540億円赤字「クールジャパン機構」とは何だったのか 懲りない政府は「20兆円」新戦略、5000億円の支援も検討

   経済産業省が2026年8月20日、日本発コンテンツの海外売上を33年に20兆円へ伸ばす「エンタメ・クリエイティブ産業戦略2026」を取りまとめた。副題を「ものがたり大国5か年計画」と銘打ち、24年の海外売上6兆1000億円から28年に10兆円、33年には自動車の輸出額に匹敵する20兆円まで拡大させる構想だ。この新戦略によって、ゲーム、アニメ、マンガ、音楽、実写の5分野の海外売上をさらに伸ばそうとしている。

   だが同じタイミングで、政府が官民ファンド「クールジャパン機構」(海外需要開拓支援機構)を廃止する方針を固めたことが明らかになった。2025年度の累積赤字は540億円。経産省は、27年度の財政投融資計画で同機構への概算要求を見送る方針だ。
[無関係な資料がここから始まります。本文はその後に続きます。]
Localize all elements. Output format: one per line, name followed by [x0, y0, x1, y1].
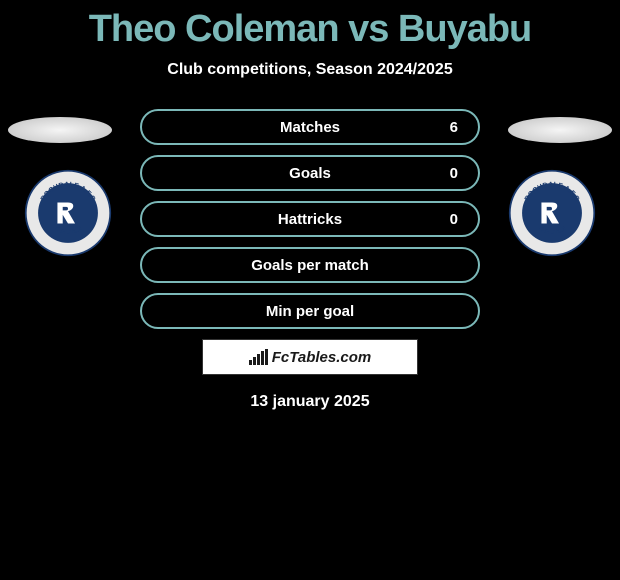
- stat-label: Matches: [280, 119, 340, 136]
- stat-row-min-per-goal: Min per goal: [140, 293, 480, 329]
- stat-row-goals: Goals 0: [140, 155, 480, 191]
- stat-label: Min per goal: [266, 303, 354, 320]
- stat-row-matches: Matches 6: [140, 109, 480, 145]
- stat-label: Goals per match: [251, 257, 369, 274]
- stat-value-right: 0: [450, 165, 458, 182]
- stat-label: Hattricks: [278, 211, 342, 228]
- bar-chart-icon: [249, 349, 268, 365]
- fctables-branding[interactable]: FcTables.com: [202, 339, 418, 375]
- date-text: 13 january 2025: [0, 393, 620, 411]
- player-photo-left: [8, 117, 112, 143]
- comparison-title: Theo Coleman vs Buyabu: [0, 0, 620, 51]
- stat-row-goals-per-match: Goals per match: [140, 247, 480, 283]
- stats-container: Matches 6 Goals 0 Hattricks 0 Goals per …: [140, 109, 480, 329]
- stat-value-right: 6: [450, 119, 458, 136]
- season-subtitle: Club competitions, Season 2024/2025: [0, 61, 620, 79]
- club-badge-left: ROCHDALE A.F.C THE DALE: [24, 169, 112, 257]
- stat-value-right: 0: [450, 211, 458, 228]
- club-badge-right: ROCHDALE A.F.C THE DALE: [508, 169, 596, 257]
- main-content: ROCHDALE A.F.C THE DALE ROCHDALE A.F.C T…: [0, 109, 620, 411]
- stat-row-hattricks: Hattricks 0: [140, 201, 480, 237]
- stat-label: Goals: [289, 165, 331, 182]
- player-photo-right: [508, 117, 612, 143]
- fctables-label: FcTables.com: [272, 349, 371, 366]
   多額の公金を投じながら、540億円の累積赤字を残してクールジャパン機構が廃止へ向かう中、今度は日本発コンテンツの海外売上20兆円という大目標の実現に向け、新たな戦略をまとめた。過去の失敗を十分に検証しないまま、やみくもに突き進んで大丈夫なのか。
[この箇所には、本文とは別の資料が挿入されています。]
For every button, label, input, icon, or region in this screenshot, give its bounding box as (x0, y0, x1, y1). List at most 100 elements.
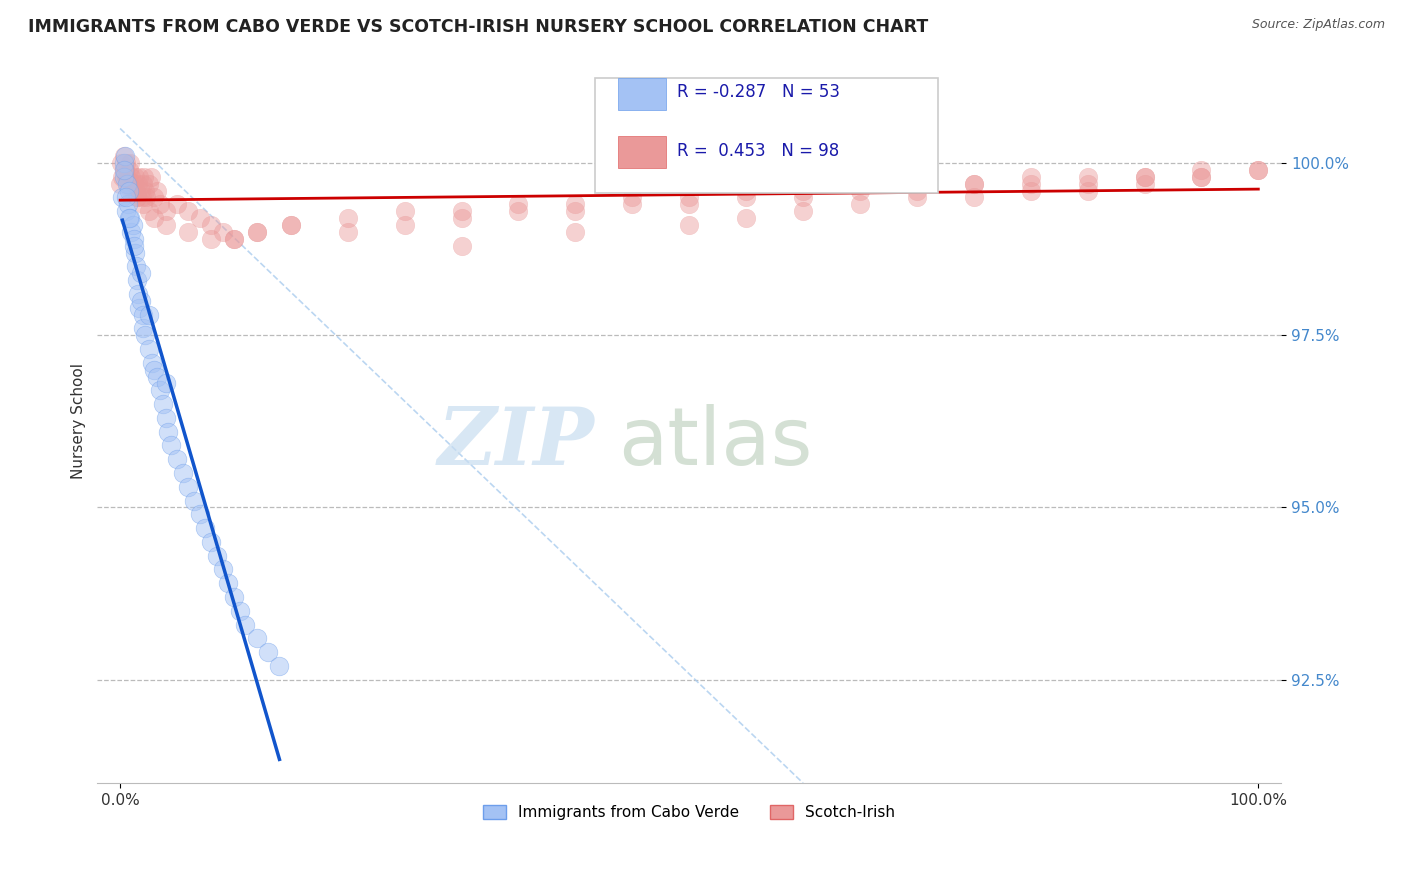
Point (257, 645, 280, 659)
Point (139, 169, 162, 184)
Point (792, 190, 814, 204)
Point (129, 184, 152, 198)
Point (394, 204, 416, 219)
Text: R = -0.287   N = 53: R = -0.287 N = 53 (678, 83, 841, 101)
Point (112, 162, 135, 177)
Point (122, 232, 145, 246)
Point (111, 169, 134, 184)
Point (122, 177, 145, 191)
Point (121, 184, 143, 198)
Point (200, 218, 222, 232)
Y-axis label: Nursery School: Nursery School (72, 363, 86, 479)
Point (217, 576, 239, 591)
Point (111, 190, 134, 204)
Point (112, 162, 135, 177)
Point (114, 162, 136, 177)
Point (200, 535, 222, 549)
Point (508, 197, 530, 211)
Point (211, 225, 233, 239)
Point (138, 342, 160, 356)
Point (1133, 169, 1156, 184)
Point (155, 376, 177, 391)
Point (222, 232, 245, 246)
Point (194, 521, 217, 535)
Point (188, 508, 211, 522)
Point (450, 211, 472, 225)
Point (155, 410, 177, 425)
Point (155, 218, 177, 232)
Point (132, 177, 155, 191)
Point (115, 177, 138, 191)
Point (145, 369, 167, 384)
Point (246, 225, 269, 239)
Point (143, 190, 166, 204)
Point (112, 149, 135, 163)
Legend: Immigrants from Cabo Verde, Scotch-Irish: Immigrants from Cabo Verde, Scotch-Irish (477, 798, 901, 826)
Point (849, 197, 872, 211)
Point (183, 493, 205, 508)
Point (905, 190, 928, 204)
Point (678, 190, 700, 204)
Point (1189, 162, 1212, 177)
Point (127, 190, 149, 204)
Point (177, 225, 200, 239)
Point (143, 362, 166, 376)
Point (143, 211, 166, 225)
Point (114, 204, 136, 219)
Bar (619, 136, 665, 168)
Point (128, 301, 150, 315)
Point (246, 225, 269, 239)
Point (849, 177, 872, 191)
Point (155, 204, 177, 219)
Point (120, 211, 142, 225)
Point (132, 169, 155, 184)
Point (564, 204, 586, 219)
Point (124, 245, 146, 260)
Point (166, 452, 188, 467)
Point (849, 184, 872, 198)
Point (205, 549, 228, 563)
Point (735, 190, 758, 204)
Point (114, 169, 136, 184)
Point (138, 204, 160, 219)
Point (134, 184, 156, 198)
Point (108, 177, 131, 191)
Point (735, 184, 758, 198)
Point (188, 211, 211, 225)
Point (125, 184, 148, 198)
Point (121, 218, 143, 232)
Point (127, 190, 149, 204)
Point (120, 156, 142, 170)
Point (508, 204, 530, 219)
Point (200, 232, 222, 246)
Point (138, 177, 160, 191)
Point (132, 197, 155, 211)
Point (678, 197, 700, 211)
Text: R =  0.453   N = 98: R = 0.453 N = 98 (678, 143, 839, 161)
Point (138, 308, 160, 322)
Text: ZIP: ZIP (437, 404, 595, 482)
Point (564, 225, 586, 239)
Point (233, 617, 256, 632)
Point (121, 184, 143, 198)
Point (280, 218, 302, 232)
Point (1019, 177, 1042, 191)
Text: IMMIGRANTS FROM CABO VERDE VS SCOTCH-IRISH NURSERY SCHOOL CORRELATION CHART: IMMIGRANTS FROM CABO VERDE VS SCOTCH-IRI… (28, 18, 928, 36)
Point (127, 273, 149, 287)
Point (621, 190, 644, 204)
Point (905, 184, 928, 198)
Point (336, 211, 359, 225)
Point (963, 177, 986, 191)
Point (152, 397, 174, 411)
Point (336, 225, 359, 239)
Point (129, 293, 152, 308)
Point (145, 184, 167, 198)
Point (246, 632, 269, 646)
Point (1133, 169, 1156, 184)
Point (114, 190, 136, 204)
Point (450, 204, 472, 219)
Text: atlas: atlas (619, 404, 813, 482)
Point (127, 286, 149, 301)
Point (1133, 177, 1156, 191)
Point (211, 562, 233, 576)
  • 政府は、日本発コンテンツの海外市場規模を2033年までに20兆円に拡大する目標を掲げている
    政府は、日本発コンテンツの海外市場規模を2033年までに20兆円に拡大する目標を掲げている
  • 赤沢亮正経済再生担当相(2025年10月撮影)
    赤沢亮正経済再生担当相(2025年10月撮影)
  • 政府は、日本発コンテンツの海外市場規模を2033年までに20兆円に拡大する目標を掲げている
  • 赤沢亮正経済再生担当相(2025年10月撮影)

「クールジャパン機構」が廃止方針も...政府は予算倍増を検討

   クールジャパン機構は、安倍政権下の2013年に発足。海外需要につながる日本のアニメやゲーム、食、先端技術などの事業に出資し、政府が「リスクマネー」を供給することで、民間資金の呼び水になるはずだった。ところが、2026年3月時点の出資金1513億円のうち、政府出資は1406億円。公金依存の色合いが濃く、ばらまきと捉えられかねない構造だった。
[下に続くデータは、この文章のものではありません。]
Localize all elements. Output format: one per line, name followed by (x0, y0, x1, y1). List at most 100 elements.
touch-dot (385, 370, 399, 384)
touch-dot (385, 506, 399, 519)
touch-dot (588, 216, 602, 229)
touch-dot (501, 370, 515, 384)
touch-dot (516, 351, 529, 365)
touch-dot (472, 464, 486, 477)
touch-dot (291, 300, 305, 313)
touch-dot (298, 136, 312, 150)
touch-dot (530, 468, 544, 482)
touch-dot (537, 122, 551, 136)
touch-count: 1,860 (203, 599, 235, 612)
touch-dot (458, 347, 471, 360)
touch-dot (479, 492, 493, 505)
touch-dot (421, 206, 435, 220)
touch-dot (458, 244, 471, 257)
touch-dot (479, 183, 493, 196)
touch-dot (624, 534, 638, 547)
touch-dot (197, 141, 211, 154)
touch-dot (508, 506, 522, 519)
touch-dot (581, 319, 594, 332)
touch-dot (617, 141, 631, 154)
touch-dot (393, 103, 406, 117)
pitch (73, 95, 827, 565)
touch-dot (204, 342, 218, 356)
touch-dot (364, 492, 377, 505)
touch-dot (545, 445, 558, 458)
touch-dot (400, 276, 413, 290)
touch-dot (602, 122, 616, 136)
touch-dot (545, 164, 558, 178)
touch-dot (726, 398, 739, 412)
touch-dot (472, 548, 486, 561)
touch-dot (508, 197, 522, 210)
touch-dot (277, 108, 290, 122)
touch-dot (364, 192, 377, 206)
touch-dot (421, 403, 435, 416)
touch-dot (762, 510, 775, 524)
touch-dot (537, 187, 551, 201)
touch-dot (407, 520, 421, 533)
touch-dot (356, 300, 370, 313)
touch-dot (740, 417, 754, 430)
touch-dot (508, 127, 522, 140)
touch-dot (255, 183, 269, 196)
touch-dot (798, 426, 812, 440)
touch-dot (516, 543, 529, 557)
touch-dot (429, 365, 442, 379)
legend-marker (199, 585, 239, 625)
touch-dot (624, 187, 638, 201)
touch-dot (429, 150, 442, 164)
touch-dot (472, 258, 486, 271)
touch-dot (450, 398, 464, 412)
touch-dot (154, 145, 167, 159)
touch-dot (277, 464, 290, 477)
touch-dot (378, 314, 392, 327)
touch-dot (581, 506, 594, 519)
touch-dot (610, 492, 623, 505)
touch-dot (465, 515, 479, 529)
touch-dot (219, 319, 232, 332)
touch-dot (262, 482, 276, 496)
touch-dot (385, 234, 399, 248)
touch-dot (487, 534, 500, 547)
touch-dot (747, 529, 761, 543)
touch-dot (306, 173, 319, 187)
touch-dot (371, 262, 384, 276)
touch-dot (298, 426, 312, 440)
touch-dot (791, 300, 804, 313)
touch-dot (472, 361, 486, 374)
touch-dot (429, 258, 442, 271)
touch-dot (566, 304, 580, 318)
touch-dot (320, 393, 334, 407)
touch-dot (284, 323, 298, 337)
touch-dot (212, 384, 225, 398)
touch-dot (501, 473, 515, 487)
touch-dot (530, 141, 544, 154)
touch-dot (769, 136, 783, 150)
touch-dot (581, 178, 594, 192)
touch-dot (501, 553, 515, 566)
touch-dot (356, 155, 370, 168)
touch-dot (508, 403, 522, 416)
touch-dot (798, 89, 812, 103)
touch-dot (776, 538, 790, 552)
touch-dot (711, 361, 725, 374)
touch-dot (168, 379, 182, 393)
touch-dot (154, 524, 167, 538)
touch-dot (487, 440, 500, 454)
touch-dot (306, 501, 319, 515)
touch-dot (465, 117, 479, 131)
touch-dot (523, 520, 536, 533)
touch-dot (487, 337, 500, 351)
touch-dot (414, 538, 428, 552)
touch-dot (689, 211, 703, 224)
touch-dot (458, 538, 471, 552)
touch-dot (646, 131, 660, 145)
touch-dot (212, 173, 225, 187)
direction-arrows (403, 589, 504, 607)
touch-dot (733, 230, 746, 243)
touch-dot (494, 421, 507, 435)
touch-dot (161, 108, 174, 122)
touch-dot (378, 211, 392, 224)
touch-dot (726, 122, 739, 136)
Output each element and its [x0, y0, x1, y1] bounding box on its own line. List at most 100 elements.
   最大投資先のバイオ繊維ベンチャー「スパイバー」には約140億円を投じたが、同社は債務超過となり私的整理に入る事態となった。吉本興業やNTTと進めた教育コンテンツ事業「ラフ&ピースマザー」も最大100億円の支援を決定し、実際に31億円を出資したものの、柱だった海外展開は頓挫した。

   最大12億円を投資した大阪市の劇場型文化集客施設「COOL JAPAN PARK OSAKA」は、吉本興業や在阪テレビ局などが参加し、2019年に開業したが、コロナ禍で集客に大打撃を受け、思うような成果は上がらなかった。

   赤沢亮正経産相は6月、経営陣の第一義的な責任に加え、監督する経産省にも責任があるとして、損失の要因や責任を検討すると表明。政府も事実上の「失敗」を認める形になった。

   さて今回発表された新戦略「ものがたり大国5か年計画」では、海外売上について、ゲームは3兆4000億円から12兆円、アニメは2兆1000億円から6兆円、マンガは3000億円から1兆円などへ伸ばす。具体策としてコンテンツ産業支援メニュー「IP360」(コンテンツ産業成長投資支援事業)を展開し、新規IPの創出、大規模作品の製作、海外流通、翻訳、プロモーションなどを支援する。

   7月3日付の共同通信の報道によると、政府はコンテンツ産業を支援する予算の倍増を検討。現在の年約550億円から1000億円規模に増やし、今後5年で5000億円以上を確保する方針だという。新戦略を基に、これまで以上の公金がコンテンツ支援に投入される可能性が高い。